Agosttini is registered as an Independent, meaning his name will first appear on the ballot in the November 2020 general election. The other four are Democrats, meaning they will compete for their party’s nomination durning the Aug. 4, 2020 primary.

Two other county government candidates have also taken steps to run in 2020.

Incumbent District 3 Supervisor Bruce Bracker filed his Statement of Interest on Aug. 7 and his Statement of Organization on Aug. 29. Liz Gutfahr, the incumbent county treasurer, filed her intent to seek re-election on Sept. 30. Both are Democrats.

In addition to sheriff, treasurer and all three supervisor positions, county offices up for election in 2020 include assessor, attorney, recorder, superintendent of schools and one of two Superior Court judges.

Audit finds shortcomings at school district

A state auditor’s report found that while student performance at Little Red School was higher than peer districts’ averages in fiscal year 2017, and while the Santa Cruz Elementary School District’s operations were “reasonably efficient” that year, a lack of district oversight led to insufficient recordkeeping and an increased risk of errors and fraud.

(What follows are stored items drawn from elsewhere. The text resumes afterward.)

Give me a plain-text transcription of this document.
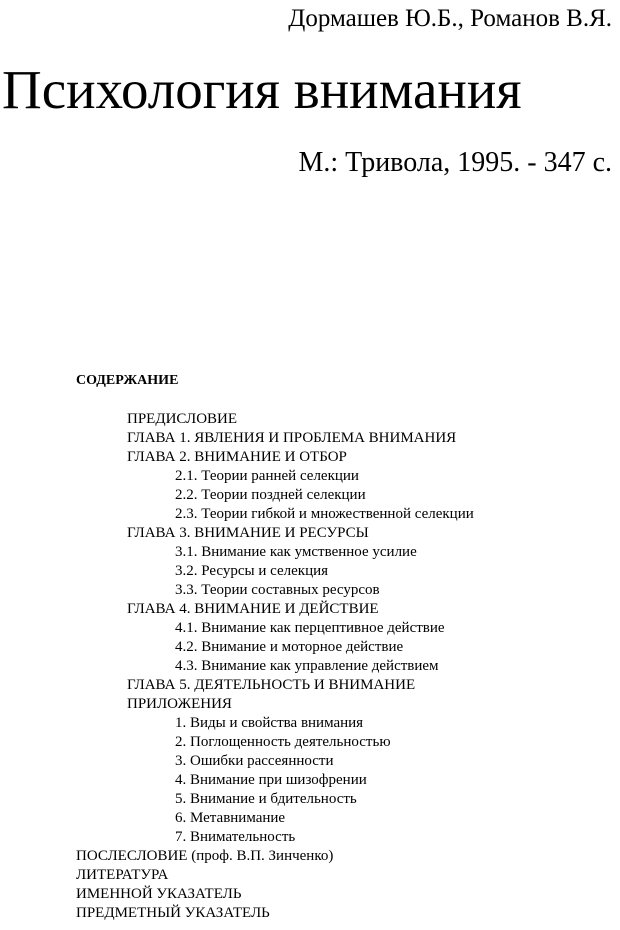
Дормашев Ю.Б., Романов В.Я.
Психология внимания
М.: Тривола, 1995. - 347 с.
СОДЕРЖАНИЕ
ПРЕДИСЛОВИЕ
ГЛАВА 1. ЯВЛЕНИЯ И ПРОБЛЕМА ВНИМАНИЯ
ГЛАВА 2. ВНИМАНИЕ И ОТБОР
2.1. Теории ранней селекции
2.2. Теории поздней селекции
2.3. Теории гибкой и множественной селекции
ГЛАВА 3. ВНИМАНИЕ И РЕСУРСЫ
3.1. Внимание как умственное усилие
3.2. Ресурсы и селекция
3.3. Теории составных ресурсов
ГЛАВА 4. ВНИМАНИЕ И ДЕЙСТВИЕ
4.1. Внимание как перцептивное действие
4.2. Внимание и моторное действие
4.3. Внимание как управление действием
ГЛАВА 5. ДЕЯТЕЛЬНОСТЬ И ВНИМАНИЕ
ПРИЛОЖЕНИЯ
1. Виды и свойства внимания
2. Поглощенность деятельностью
3. Ошибки рассеянности
4. Внимание при шизофрении
5. Внимание и бдительность
6. Метавнимание
7. Внимательность
ПОСЛЕСЛОВИЕ (проф. В.П. Зинченко)
ЛИТЕРАТУРА
ИМЕННОЙ УКАЗАТЕЛЬ
ПРЕДМЕТНЫЙ УКАЗАТЕЛЬ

A summary of the Arizona Auditor General’s Office performance audit report, released to the public last week, said auditors found that the district did not maintain appropriate records related to its food service program.

“Additionally, the district did not sufficiently ensure school bus passengers’ safety and welfare because it did not have a policy or systematic procedures for ensuring its school buses were properly maintained,” the summary said, adding: “Lastly, the district needs to improve some accounting controls.”

In a response dated Sept. 18, the district agreed with the auditor’s findings and laid out its plans for addressing the shortcomings.

For example, the district said it had a new contract with its food service provider for the 2019-2020 school year that would be “used to ensure that amounts are billed in accordance to contract terms.” It also said it would develop and follow a policy for preventative school bus maintenance in accordance with current Arizona Department of Public Safety guidelines. And it promised to classify all transactions in accordance with uniform standards to ensure the accurate reporting of expenditures.

The Santa Cruz Elementary School District operates one school, the K-8 Little Red School.